Why it works: the progress bar is a direct encoding of a prefix condition over a fixed-length array. Every valid representation must place all completed units first to match the sample structure, and every remaining unit afterward. The percentage computation is a linear scaling of the same ratio, so both outputs are consistent views of the same underlying fraction.

Python Solution

import sys
input = sys.stdin.readline

def solve():
    t = int(input())
    for _ in range(t):
        n, m = map(int, input().split())
        bar = "#" * m + "-" * (n - m)
        percent = (m * 100) // n if n > 0 else 0
        sys.stdout.write(f"[{bar}] {percent}%\n")

if __name__ == "__main__":
    solve()

The implementation relies on Python’s native string repetition, which is efficient because it constructs the final string in linear time relative to its length. The expression "#" * m produces exactly m characters without incremental concatenation overhead. The same applies to the hyphen segment.

The percentage computation uses integer multiplication before division to avoid floating point precision issues. The conditional guard for n > 0 is technically unnecessary under the constraints, but it makes the computation robust against malformed input.

Worked Examples

Consider a case where n is 10 and m is 2. The bar must show two completed units followed by eight incomplete ones.

Step n m Bar construction Percentage
1 10 2 "" -
2 10 2 "##--------" -
3 10 2 "##--------" 20

The bar correctly places two hashes at the front, and the percentage is floor(20).

Now consider n equals 5 and m equals 0.

Step n m Bar construction Percentage
1 5 0 "" -
2 5 0 "-----" -
3 5 0 "-----" 0

This confirms that zero progress yields a fully dashed bar and zero percent.

These examples confirm both boundary behavior and consistency between the visual and numeric representations.

Complexity Analysis

Measure Complexity Explanation
Time O(n) per test case Each character of the bar is generated exactly once using string repetition
Space O(n) The output string stores one character per unit of n

The total work across all test cases is linear in the sum of all n values, which fits comfortably within the limits since n is at most 100000 per test case and there are at most 10 cases.

Test Cases

import sys, io

def solve_io():
    input = sys.stdin.readline
    t = int(input())
    for _ in range(t):
        n, m = map(int, input().split())
        bar = "#" * m + "-" * (n - m)
        percent = (m * 100) // n
        sys.stdout.write(f"[{bar}] {percent}%\n")

def run(inp: str) -> str:
    old_stdin = sys.stdin
    old_stdout = sys.stdout
    sys.stdin = io.StringIO(inp)
    sys.stdout = io.StringIO()
    try:
        solve_io()
        return sys.stdout.getvalue()
    finally:
        sys.stdin = old_stdin
        sys.stdout = old_stdout

# provided sample-style cases
assert run("1\n10 2\n") == "[##--------] 20%\n"
assert run("1\n5 0\n") == "[-----] 0%\n"

# minimum size
assert run("1\n1 0\n") == "[-] 0%\n"
assert run("1\n1 1\n") == "[#] 100%\n"

# full progress
assert run("1\n6 6\n") == "[######] 100%\n"

# mixed case
assert run("2\n3 1\n4 3\n") == "[#--] 33%\n[###-] 75%\n"
Test input Expected output What it validates
n=1,m=0 [-] 0% smallest nontrivial bar
n=1,m=1 [#] 100% full completion edge case
n=m full hashes saturation correctness
multiple cases multiple lines handling of T

Edge Cases

When m equals zero, the construction produces an empty hash segment and a full hyphen segment. For example, with input n equals 5 and m equals 0, the expression "#" * 0 + "-" * 5 yields "-----", and the percentage (0 * 100) // 5 evaluates to zero. The algorithm naturally handles this without special branching because string repetition with zero produces an empty string.

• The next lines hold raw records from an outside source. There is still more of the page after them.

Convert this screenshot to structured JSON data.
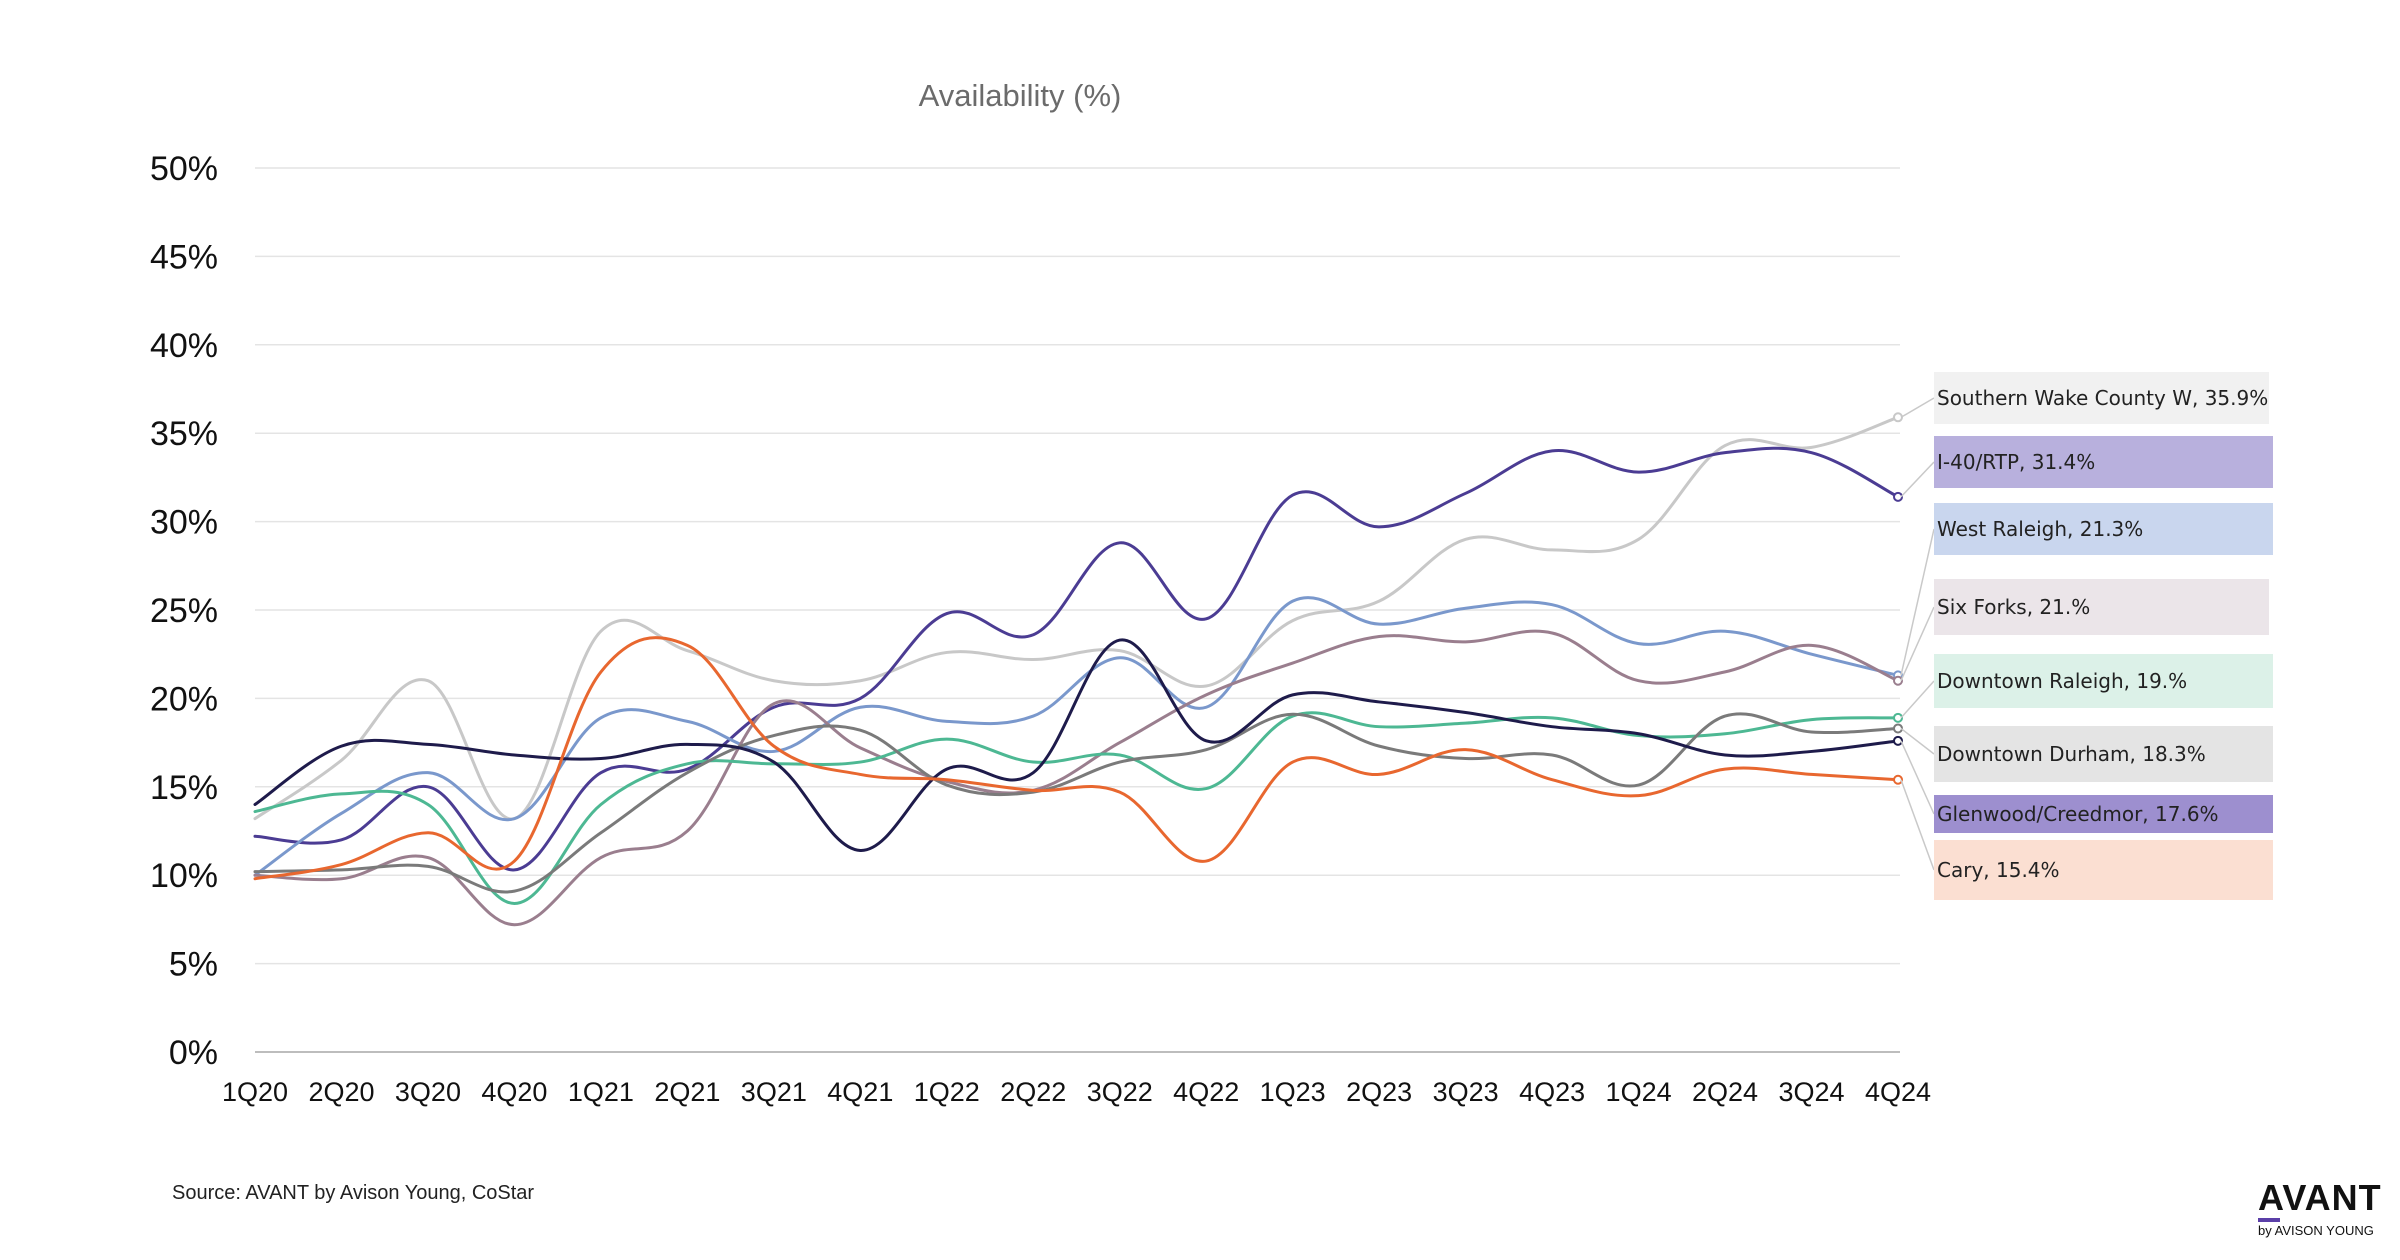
{
  "chart_data": {
    "type": "line",
    "title": "Availability (%)",
    "xlabel": "",
    "ylabel": "",
    "ylim": [
      0,
      50
    ],
    "yticks": [
      "0%",
      "5%",
      "10%",
      "15%",
      "20%",
      "25%",
      "30%",
      "35%",
      "40%",
      "45%",
      "50%"
    ],
    "grid": "horizontal",
    "legend_placement": "right, labels at line ends",
    "categories": [
      "1Q20",
      "2Q20",
      "3Q20",
      "4Q20",
      "1Q21",
      "2Q21",
      "3Q21",
      "4Q21",
      "1Q22",
      "2Q22",
      "3Q22",
      "4Q22",
      "1Q23",
      "2Q23",
      "3Q23",
      "4Q23",
      "1Q24",
      "2Q24",
      "3Q24",
      "4Q24"
    ],
    "series": [
      {
        "name": "Southern Wake County W",
        "label": "Southern Wake County W, 35.9%",
        "color": "#c8c8c8",
        "label_bg": "#f1f1f1",
        "values": [
          13.2,
          16.5,
          21.0,
          13.2,
          23.8,
          22.7,
          21.0,
          21.0,
          22.6,
          22.2,
          22.7,
          20.7,
          24.4,
          25.5,
          29.0,
          28.4,
          29.0,
          34.3,
          34.2,
          35.9
        ]
      },
      {
        "name": "I-40/RTP",
        "label": "I-40/RTP, 31.4%",
        "color": "#4b3c93",
        "label_bg": "#b8b0dd",
        "values": [
          12.2,
          12.0,
          15.0,
          10.3,
          15.8,
          16.0,
          19.5,
          20.0,
          24.8,
          23.6,
          28.8,
          24.5,
          31.5,
          29.7,
          31.6,
          34.0,
          32.8,
          33.9,
          33.9,
          31.4
        ]
      },
      {
        "name": "West Raleigh",
        "label": "West Raleigh, 21.3%",
        "color": "#7a98cc",
        "label_bg": "#c9d6ee",
        "values": [
          10.0,
          13.5,
          15.8,
          13.2,
          18.9,
          18.7,
          17.0,
          19.5,
          18.7,
          19.0,
          22.3,
          19.5,
          25.5,
          24.2,
          25.1,
          25.3,
          23.1,
          23.8,
          22.5,
          21.3
        ]
      },
      {
        "name": "Six Forks",
        "label": "Six Forks, 21.%",
        "color": "#9a7e8e",
        "label_bg": "#ebe5e9",
        "values": [
          10.0,
          9.8,
          11.0,
          7.2,
          11.0,
          12.5,
          19.7,
          17.2,
          15.3,
          14.8,
          17.5,
          20.2,
          22.0,
          23.5,
          23.2,
          23.7,
          21.0,
          21.5,
          23.0,
          21.0
        ]
      },
      {
        "name": "Downtown Raleigh",
        "label": "Downtown Raleigh, 19.%",
        "color": "#4db893",
        "label_bg": "#dcf1e8",
        "values": [
          13.6,
          14.6,
          14.0,
          8.4,
          14.0,
          16.3,
          16.3,
          16.4,
          17.7,
          16.4,
          16.8,
          14.9,
          19.0,
          18.4,
          18.6,
          18.9,
          17.9,
          18.0,
          18.8,
          18.9
        ]
      },
      {
        "name": "Downtown Durham",
        "label": "Downtown Durham, 18.3%",
        "color": "#7a7a7a",
        "label_bg": "#e4e4e4",
        "values": [
          10.2,
          10.3,
          10.5,
          9.1,
          12.4,
          15.8,
          17.9,
          18.2,
          15.1,
          14.7,
          16.4,
          17.1,
          19.1,
          17.3,
          16.6,
          16.8,
          15.1,
          19.0,
          18.1,
          18.3
        ]
      },
      {
        "name": "Glenwood/Creedmor",
        "label": "Glenwood/Creedmor, 17.6%",
        "color": "#1e1b4b",
        "label_bg": "#9d8fcf",
        "values": [
          14.0,
          17.3,
          17.4,
          16.8,
          16.6,
          17.4,
          16.4,
          11.4,
          16.0,
          15.8,
          23.3,
          17.6,
          20.2,
          19.8,
          19.2,
          18.4,
          18.0,
          16.8,
          17.0,
          17.6
        ]
      },
      {
        "name": "Cary",
        "label": "Cary, 15.4%",
        "color": "#e8672f",
        "label_bg": "#fbdfd2",
        "values": [
          9.8,
          10.6,
          12.4,
          10.8,
          21.5,
          23.0,
          17.3,
          15.7,
          15.4,
          14.8,
          14.7,
          10.8,
          16.4,
          15.7,
          17.1,
          15.4,
          14.5,
          16.0,
          15.7,
          15.4
        ]
      }
    ]
  },
  "footer": {
    "source": "Source: AVANT by Avison Young, CoStar"
  },
  "logo": {
    "name": "AVANT",
    "sub": "by AVISON YOUNG",
    "accent": "#5b3fa8"
  }
}
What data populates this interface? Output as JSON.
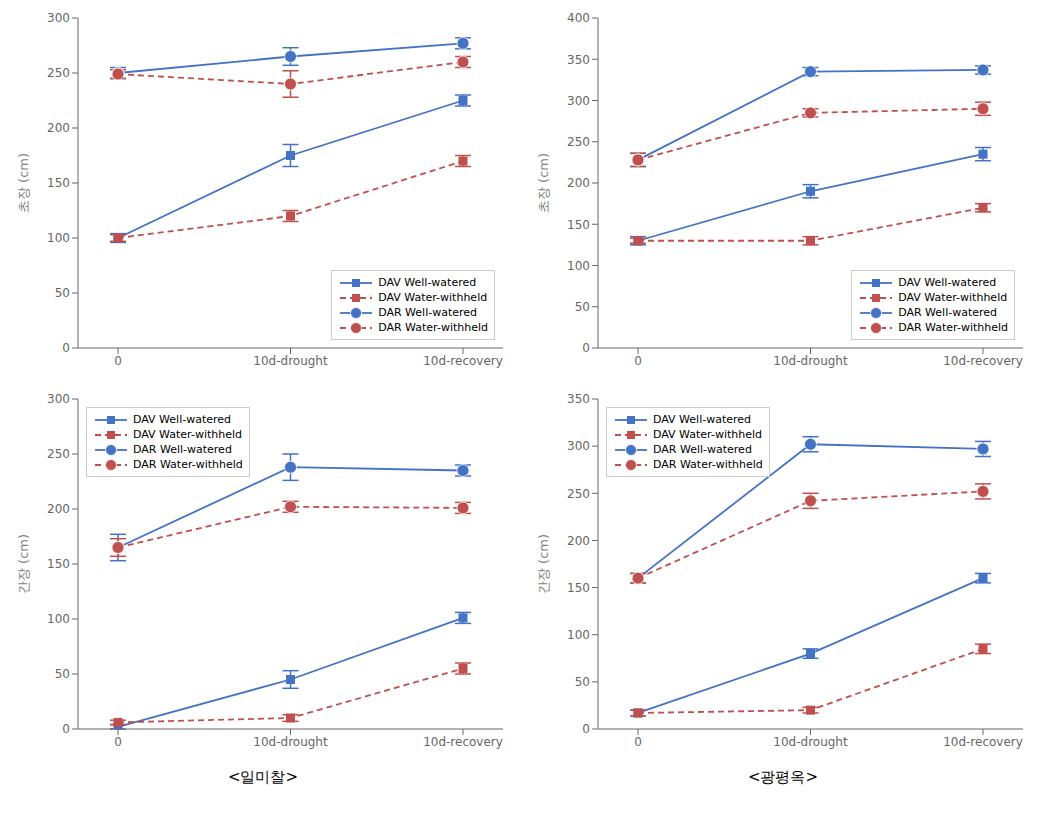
{
  "chart_data": [
    {
      "type": "line",
      "categories": [
        "0",
        "10d-drought",
        "10d-recovery"
      ],
      "ylabel": "초장 (cm)",
      "ylim": [
        0,
        300
      ],
      "yticks": [
        0,
        50,
        100,
        150,
        200,
        250,
        300
      ],
      "grid": false,
      "legend": "lower right",
      "series": [
        {
          "name": "DAV Well-watered",
          "color": "#4472C4",
          "line_style": "solid",
          "marker": "square",
          "values": [
            100,
            175,
            225
          ],
          "errors": [
            4,
            10,
            5
          ]
        },
        {
          "name": "DAV Water-withheld",
          "color": "#C0504D",
          "line_style": "dashed",
          "marker": "square",
          "values": [
            100,
            120,
            170
          ],
          "errors": [
            3,
            5,
            5
          ]
        },
        {
          "name": "DAR Well-watered",
          "color": "#4472C4",
          "line_style": "solid",
          "marker": "circle",
          "values": [
            250,
            265,
            277
          ],
          "errors": [
            5,
            8,
            5
          ]
        },
        {
          "name": "DAR Water-withheld",
          "color": "#C0504D",
          "line_style": "dashed",
          "marker": "circle",
          "values": [
            249,
            240,
            260
          ],
          "errors": [
            4,
            12,
            5
          ]
        }
      ]
    },
    {
      "type": "line",
      "categories": [
        "0",
        "10d-drought",
        "10d-recovery"
      ],
      "ylabel": "초장 (cm)",
      "ylim": [
        0,
        400
      ],
      "yticks": [
        0,
        50,
        100,
        150,
        200,
        250,
        300,
        350,
        400
      ],
      "grid": false,
      "legend": "lower right",
      "series": [
        {
          "name": "DAV Well-watered",
          "color": "#4472C4",
          "line_style": "solid",
          "marker": "square",
          "values": [
            130,
            190,
            235
          ],
          "errors": [
            5,
            8,
            8
          ]
        },
        {
          "name": "DAV Water-withheld",
          "color": "#C0504D",
          "line_style": "dashed",
          "marker": "square",
          "values": [
            130,
            130,
            170
          ],
          "errors": [
            3,
            5,
            5
          ]
        },
        {
          "name": "DAR Well-watered",
          "color": "#4472C4",
          "line_style": "solid",
          "marker": "circle",
          "values": [
            228,
            335,
            337
          ],
          "errors": [
            8,
            5,
            5
          ]
        },
        {
          "name": "DAR Water-withheld",
          "color": "#C0504D",
          "line_style": "dashed",
          "marker": "circle",
          "values": [
            228,
            285,
            290
          ],
          "errors": [
            8,
            5,
            8
          ]
        }
      ]
    },
    {
      "type": "line",
      "categories": [
        "0",
        "10d-drought",
        "10d-recovery"
      ],
      "ylabel": "간장 (cm)",
      "ylim": [
        0,
        300
      ],
      "yticks": [
        0,
        50,
        100,
        150,
        200,
        250,
        300
      ],
      "grid": false,
      "legend": "upper left",
      "subtitle": "<일미찰>",
      "series": [
        {
          "name": "DAV Well-watered",
          "color": "#4472C4",
          "line_style": "solid",
          "marker": "square",
          "values": [
            2,
            45,
            101
          ],
          "errors": [
            2,
            8,
            5
          ]
        },
        {
          "name": "DAV Water-withheld",
          "color": "#C0504D",
          "line_style": "dashed",
          "marker": "square",
          "values": [
            6,
            10,
            55
          ],
          "errors": [
            2,
            3,
            5
          ]
        },
        {
          "name": "DAR Well-watered",
          "color": "#4472C4",
          "line_style": "solid",
          "marker": "circle",
          "values": [
            165,
            238,
            235
          ],
          "errors": [
            12,
            12,
            5
          ]
        },
        {
          "name": "DAR Water-withheld",
          "color": "#C0504D",
          "line_style": "dashed",
          "marker": "circle",
          "values": [
            165,
            202,
            201
          ],
          "errors": [
            8,
            5,
            5
          ]
        }
      ]
    },
    {
      "type": "line",
      "categories": [
        "0",
        "10d-drought",
        "10d-recovery"
      ],
      "ylabel": "간장 (cm)",
      "ylim": [
        0,
        350
      ],
      "yticks": [
        0,
        50,
        100,
        150,
        200,
        250,
        300,
        350
      ],
      "grid": false,
      "legend": "upper left",
      "subtitle": "<광평옥>",
      "series": [
        {
          "name": "DAV Well-watered",
          "color": "#4472C4",
          "line_style": "solid",
          "marker": "square",
          "values": [
            17,
            80,
            160
          ],
          "errors": [
            3,
            5,
            5
          ]
        },
        {
          "name": "DAV Water-withheld",
          "color": "#C0504D",
          "line_style": "dashed",
          "marker": "square",
          "values": [
            17,
            20,
            85
          ],
          "errors": [
            3,
            3,
            5
          ]
        },
        {
          "name": "DAR Well-watered",
          "color": "#4472C4",
          "line_style": "solid",
          "marker": "circle",
          "values": [
            160,
            302,
            297
          ],
          "errors": [
            5,
            8,
            8
          ]
        },
        {
          "name": "DAR Water-withheld",
          "color": "#C0504D",
          "line_style": "dashed",
          "marker": "circle",
          "values": [
            160,
            242,
            252
          ],
          "errors": [
            5,
            8,
            8
          ]
        }
      ]
    }
  ]
}
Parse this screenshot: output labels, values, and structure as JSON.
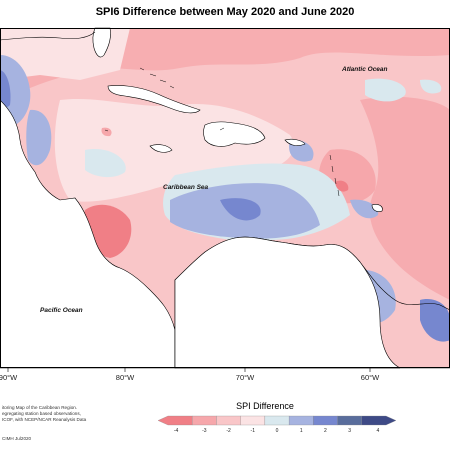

When m equals n, the hyphen segment becomes empty. For n equals 4 and m equals 4, the bar becomes "####" and the percentage evaluates to 100. This works because subtracting m from n yields zero, and repeating a string zero times correctly contributes nothing to the output.

When n equals 1, the bar degenerates into a single character. If m is zero, it becomes "-", and if m is one, it becomes "#". The integer division still produces either 0 or 100, matching expected behavior without needing floating point arithmetic.